Move the printf() Call to a Seperate Function Named output(), and Call that Function From main()

Moving the function for this is straight forward. All that seems to happens is that the output() function has its own section that main calls upon.

 

Remove the -O0 and Add -O3 to the GCC options

Any -OX command allows for optimization to be applied to the program. X being the level of optimization, where 0 is the minimal level of optimization and 3 is the most optimized. -O3 has the potential to break your program as it goes above and beyond to make sure it is optimized. From -O0 to -O3 different options are turned on automatically for the developer but they can also enable these options themselves for better control and choice.
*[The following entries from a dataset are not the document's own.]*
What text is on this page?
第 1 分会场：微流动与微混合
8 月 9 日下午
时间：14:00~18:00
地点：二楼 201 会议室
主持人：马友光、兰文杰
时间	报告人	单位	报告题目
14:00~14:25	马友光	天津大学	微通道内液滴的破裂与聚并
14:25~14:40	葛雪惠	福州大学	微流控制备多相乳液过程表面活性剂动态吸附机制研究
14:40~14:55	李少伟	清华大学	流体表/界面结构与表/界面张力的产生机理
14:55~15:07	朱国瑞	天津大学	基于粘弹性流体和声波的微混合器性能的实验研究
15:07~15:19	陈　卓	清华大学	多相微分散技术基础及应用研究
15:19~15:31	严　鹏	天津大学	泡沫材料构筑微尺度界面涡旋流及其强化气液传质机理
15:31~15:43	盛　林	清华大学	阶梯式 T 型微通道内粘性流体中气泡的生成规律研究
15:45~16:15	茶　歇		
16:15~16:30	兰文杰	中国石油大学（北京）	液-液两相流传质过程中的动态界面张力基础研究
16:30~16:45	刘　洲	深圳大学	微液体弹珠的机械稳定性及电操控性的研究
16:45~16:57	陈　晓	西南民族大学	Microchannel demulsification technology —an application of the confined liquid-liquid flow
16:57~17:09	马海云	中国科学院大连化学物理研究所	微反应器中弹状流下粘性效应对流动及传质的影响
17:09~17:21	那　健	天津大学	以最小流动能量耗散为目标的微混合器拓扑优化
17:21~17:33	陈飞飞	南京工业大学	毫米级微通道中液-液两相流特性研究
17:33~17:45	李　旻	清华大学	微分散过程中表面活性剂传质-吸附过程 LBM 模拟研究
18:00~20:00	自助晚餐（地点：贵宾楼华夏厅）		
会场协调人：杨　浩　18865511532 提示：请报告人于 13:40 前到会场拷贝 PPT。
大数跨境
Here are the important differences in main(-O3 vs -O0):
int main() {
    printf("Hello World!\n");
  400410:       bf a0 05 40 00          mov    $0x4005a0,%edi
  400415:       31 c0                   xor    %eax,%eax
  400417:       e9 c4 ff ff ff          jmpq   4003e0 <printf@plt>
and
int main() {
  400500:       55                      push   %rbp
  400501:       48 89 e5                mov    %rsp,%rbp
    printf("Hello World!\n");
  400504:       bf b0 05 40 00          mov    $0x4005b0,%edi
  400509:       b8 00 00 00 00          mov    $0x0,%eax
  40050e:       e8 cd fe ff ff          callq  4003e0 <printf@plt>
}
  400513:       5d                      pop    %rbp
  400514:       c3                      retq
  400515:       66 2e 0f 1f 84 00 00    nopw   %cs:0x0(%rax,%rax,1)
  40051c:       00 00 00
  40051f:       90                      nop

As you can see, -O3 accomplishes the same task in less code than -O0.